J'ai vécu mon premier coup d'État
à l'âge de quatre ans.
À cause de ce coup d'État,
ma famille a dû quitter le Ghana,
mon pays natal,
pour déménager en Gambie.
Par malchance,
six mois après notre arrivée,
il y eut là aussi un putsch militaire.
Je me souviens avoir
été réveillé en pleine nuit,
avoir rassemblé
quelques affaires,
puis avoir marché deux heures environ
vers une maison sûre.
Pendant une semaine,
nous avons dormi sous nos lits
parce que nous avions peur que
les balles passent à travers les fenêtres.
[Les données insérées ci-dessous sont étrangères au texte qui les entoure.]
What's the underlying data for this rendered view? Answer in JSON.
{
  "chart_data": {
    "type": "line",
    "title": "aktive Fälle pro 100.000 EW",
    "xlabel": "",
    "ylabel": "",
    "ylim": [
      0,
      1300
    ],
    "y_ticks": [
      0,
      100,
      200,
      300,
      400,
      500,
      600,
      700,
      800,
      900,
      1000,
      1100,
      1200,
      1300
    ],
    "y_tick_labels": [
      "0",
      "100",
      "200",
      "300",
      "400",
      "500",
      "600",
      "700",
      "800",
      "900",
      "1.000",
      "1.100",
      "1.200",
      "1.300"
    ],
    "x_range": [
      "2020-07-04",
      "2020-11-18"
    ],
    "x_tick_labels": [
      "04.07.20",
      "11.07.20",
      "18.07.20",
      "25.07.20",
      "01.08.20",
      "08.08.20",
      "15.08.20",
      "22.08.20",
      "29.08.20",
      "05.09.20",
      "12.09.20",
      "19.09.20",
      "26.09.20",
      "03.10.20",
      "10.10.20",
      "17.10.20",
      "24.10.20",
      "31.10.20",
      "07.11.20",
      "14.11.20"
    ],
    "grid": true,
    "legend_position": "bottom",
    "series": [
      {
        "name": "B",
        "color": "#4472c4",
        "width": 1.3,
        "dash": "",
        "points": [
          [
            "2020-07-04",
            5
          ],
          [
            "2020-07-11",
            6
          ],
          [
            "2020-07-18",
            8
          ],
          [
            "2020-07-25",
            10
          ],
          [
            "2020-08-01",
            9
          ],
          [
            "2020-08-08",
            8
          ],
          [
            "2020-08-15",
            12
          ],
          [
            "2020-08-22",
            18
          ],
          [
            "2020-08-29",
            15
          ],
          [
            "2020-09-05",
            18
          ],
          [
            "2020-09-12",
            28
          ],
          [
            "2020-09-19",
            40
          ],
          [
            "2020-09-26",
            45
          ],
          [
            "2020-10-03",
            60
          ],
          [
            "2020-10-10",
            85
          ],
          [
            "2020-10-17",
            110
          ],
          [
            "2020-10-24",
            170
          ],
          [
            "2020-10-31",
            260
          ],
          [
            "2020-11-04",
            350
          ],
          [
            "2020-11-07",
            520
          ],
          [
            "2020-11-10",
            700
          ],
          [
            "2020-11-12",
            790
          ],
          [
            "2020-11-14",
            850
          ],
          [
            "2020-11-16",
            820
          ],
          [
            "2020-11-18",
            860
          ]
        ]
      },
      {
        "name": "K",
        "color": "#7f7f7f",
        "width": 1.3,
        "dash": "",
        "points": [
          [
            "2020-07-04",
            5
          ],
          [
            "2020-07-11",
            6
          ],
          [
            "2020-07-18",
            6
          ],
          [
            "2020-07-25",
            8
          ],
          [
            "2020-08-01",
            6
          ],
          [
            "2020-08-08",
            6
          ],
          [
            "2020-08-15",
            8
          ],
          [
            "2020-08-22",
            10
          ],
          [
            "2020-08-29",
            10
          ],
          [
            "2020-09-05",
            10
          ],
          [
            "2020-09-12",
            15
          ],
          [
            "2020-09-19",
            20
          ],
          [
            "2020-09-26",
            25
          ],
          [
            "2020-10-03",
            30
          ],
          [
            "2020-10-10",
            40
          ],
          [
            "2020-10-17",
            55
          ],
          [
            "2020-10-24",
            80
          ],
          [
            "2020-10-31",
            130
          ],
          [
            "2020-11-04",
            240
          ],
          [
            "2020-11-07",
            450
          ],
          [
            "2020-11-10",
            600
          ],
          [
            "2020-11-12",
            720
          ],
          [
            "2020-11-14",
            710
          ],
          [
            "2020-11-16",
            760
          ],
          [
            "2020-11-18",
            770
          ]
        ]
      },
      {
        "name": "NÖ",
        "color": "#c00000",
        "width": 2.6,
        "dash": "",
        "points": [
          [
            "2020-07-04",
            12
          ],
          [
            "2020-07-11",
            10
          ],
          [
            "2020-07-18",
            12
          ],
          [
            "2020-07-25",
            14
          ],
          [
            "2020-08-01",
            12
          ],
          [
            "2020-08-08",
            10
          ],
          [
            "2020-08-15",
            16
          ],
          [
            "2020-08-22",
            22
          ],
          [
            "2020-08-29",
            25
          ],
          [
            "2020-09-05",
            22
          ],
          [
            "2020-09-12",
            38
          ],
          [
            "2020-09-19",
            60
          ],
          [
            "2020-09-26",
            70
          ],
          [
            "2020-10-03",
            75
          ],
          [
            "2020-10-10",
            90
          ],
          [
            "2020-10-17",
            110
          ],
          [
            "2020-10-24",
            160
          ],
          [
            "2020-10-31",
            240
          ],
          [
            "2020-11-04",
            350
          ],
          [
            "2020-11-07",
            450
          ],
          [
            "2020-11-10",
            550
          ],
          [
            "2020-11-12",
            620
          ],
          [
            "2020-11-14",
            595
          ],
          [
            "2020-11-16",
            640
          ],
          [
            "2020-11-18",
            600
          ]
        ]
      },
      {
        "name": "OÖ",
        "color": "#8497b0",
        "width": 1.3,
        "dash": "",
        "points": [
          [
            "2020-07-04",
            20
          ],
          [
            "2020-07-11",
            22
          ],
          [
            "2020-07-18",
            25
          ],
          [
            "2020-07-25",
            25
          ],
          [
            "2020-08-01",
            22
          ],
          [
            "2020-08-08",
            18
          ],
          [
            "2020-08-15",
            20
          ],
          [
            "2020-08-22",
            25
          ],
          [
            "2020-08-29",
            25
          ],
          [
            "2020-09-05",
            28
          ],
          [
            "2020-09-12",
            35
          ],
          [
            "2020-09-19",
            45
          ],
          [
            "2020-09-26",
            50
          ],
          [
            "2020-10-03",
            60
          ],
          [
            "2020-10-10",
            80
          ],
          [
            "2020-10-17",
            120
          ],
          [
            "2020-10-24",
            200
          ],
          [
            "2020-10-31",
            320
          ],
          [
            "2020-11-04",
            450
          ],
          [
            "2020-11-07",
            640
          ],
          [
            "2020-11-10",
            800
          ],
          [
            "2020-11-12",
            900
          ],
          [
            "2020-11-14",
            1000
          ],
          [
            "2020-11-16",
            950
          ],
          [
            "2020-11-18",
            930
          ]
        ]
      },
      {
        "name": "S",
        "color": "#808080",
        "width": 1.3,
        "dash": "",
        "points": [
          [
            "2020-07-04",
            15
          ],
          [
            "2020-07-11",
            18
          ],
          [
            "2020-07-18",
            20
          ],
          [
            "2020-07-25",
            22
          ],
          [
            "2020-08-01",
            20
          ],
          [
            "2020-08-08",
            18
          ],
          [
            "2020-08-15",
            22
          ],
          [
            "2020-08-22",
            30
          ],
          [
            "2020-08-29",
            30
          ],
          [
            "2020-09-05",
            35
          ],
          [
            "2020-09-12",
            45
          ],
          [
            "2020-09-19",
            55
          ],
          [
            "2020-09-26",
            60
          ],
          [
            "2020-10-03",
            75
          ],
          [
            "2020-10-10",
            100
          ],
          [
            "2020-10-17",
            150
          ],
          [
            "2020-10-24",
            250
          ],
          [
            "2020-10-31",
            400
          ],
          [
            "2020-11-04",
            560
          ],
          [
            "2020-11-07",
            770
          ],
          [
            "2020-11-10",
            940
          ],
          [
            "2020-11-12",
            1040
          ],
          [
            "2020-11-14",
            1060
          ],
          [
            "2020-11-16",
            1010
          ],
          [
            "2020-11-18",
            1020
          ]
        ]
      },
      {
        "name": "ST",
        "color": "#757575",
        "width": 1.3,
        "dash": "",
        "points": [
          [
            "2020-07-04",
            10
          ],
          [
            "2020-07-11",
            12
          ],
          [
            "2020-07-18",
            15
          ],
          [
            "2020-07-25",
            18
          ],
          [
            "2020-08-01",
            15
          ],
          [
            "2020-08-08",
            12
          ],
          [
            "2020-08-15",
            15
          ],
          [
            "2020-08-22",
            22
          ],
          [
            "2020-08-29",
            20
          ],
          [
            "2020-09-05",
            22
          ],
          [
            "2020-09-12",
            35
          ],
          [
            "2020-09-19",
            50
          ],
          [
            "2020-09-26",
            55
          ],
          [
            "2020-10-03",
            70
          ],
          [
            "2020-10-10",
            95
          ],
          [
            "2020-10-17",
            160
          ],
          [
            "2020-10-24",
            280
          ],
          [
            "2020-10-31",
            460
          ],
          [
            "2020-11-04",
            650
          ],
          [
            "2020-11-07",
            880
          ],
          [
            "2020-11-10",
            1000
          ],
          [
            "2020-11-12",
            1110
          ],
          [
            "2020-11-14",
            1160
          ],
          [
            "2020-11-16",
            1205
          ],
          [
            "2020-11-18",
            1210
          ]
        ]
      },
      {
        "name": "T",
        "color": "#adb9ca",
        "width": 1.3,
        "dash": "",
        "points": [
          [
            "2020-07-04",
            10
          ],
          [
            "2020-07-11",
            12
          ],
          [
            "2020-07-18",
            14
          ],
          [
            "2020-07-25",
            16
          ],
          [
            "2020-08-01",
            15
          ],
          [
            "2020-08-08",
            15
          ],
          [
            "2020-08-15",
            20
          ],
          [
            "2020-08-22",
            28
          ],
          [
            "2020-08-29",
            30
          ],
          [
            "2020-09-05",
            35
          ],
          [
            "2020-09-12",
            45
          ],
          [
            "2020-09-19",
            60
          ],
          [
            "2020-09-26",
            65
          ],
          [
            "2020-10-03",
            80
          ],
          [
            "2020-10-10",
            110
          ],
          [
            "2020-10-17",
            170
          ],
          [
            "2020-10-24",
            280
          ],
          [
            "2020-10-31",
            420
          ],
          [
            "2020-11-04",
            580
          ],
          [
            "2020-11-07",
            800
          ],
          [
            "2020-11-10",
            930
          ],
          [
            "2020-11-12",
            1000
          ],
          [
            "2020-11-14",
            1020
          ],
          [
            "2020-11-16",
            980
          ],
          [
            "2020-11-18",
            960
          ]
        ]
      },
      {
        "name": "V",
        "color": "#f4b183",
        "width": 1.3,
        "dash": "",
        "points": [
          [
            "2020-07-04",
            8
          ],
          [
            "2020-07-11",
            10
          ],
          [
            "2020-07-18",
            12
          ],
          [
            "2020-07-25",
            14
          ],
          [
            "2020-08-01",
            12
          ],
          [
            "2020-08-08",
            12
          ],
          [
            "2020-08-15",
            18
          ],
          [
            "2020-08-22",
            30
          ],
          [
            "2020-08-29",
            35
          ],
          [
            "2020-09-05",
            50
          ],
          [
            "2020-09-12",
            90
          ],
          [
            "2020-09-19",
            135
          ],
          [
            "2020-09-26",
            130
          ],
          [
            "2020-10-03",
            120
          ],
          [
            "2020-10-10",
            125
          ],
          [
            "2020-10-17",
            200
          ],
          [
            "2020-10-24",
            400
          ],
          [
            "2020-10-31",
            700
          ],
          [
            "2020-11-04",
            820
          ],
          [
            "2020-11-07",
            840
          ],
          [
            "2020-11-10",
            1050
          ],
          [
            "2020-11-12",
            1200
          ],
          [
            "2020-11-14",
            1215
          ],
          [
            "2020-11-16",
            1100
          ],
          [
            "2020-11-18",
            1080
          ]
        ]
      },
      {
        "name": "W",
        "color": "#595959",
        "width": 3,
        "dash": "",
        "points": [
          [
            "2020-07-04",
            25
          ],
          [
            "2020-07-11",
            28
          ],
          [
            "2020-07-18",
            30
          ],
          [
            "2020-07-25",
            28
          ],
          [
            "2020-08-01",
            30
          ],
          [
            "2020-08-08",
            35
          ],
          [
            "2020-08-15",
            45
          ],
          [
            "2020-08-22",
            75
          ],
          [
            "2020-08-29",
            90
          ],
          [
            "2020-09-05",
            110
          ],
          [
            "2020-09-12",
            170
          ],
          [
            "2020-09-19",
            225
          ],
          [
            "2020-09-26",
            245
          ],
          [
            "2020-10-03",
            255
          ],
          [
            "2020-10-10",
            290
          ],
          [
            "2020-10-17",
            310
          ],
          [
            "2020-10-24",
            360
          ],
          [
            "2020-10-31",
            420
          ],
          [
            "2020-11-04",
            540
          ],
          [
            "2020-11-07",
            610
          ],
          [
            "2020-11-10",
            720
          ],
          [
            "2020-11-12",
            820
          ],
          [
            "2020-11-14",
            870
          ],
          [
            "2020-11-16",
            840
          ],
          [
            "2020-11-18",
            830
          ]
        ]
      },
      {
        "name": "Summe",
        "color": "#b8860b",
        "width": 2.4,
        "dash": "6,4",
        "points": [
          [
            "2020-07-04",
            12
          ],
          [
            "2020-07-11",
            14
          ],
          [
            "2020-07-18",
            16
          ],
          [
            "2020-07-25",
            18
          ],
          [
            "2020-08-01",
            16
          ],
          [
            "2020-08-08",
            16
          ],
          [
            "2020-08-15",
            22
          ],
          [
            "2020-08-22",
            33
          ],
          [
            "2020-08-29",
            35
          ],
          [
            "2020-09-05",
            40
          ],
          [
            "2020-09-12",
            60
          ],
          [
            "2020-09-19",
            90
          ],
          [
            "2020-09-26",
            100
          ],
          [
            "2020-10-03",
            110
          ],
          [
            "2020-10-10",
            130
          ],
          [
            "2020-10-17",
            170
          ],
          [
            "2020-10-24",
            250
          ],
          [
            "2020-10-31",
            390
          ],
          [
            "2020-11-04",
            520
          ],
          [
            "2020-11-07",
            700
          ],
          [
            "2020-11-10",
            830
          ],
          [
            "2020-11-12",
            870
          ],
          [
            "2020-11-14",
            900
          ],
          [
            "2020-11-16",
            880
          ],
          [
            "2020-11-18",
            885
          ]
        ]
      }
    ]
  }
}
Puis, quand j'avais huit ans,
nous sommes partis vivre au Botswana.
Cette fois, ce fut différent.
Aucun coup d'État.
Tout allait bien, on nous a donné
une bonne éducation.
Ils avaient de si bonnes infrastructures
qu'ils avaient même déjà
un système téléphonique à fibre optique,
bien avant qu'il n'arrive
dans les pays occidentaux.
La seule chose qu'il leur manquait,
ce qu'ils n'avaient pas,
c'était leur propre chaîne de télévision.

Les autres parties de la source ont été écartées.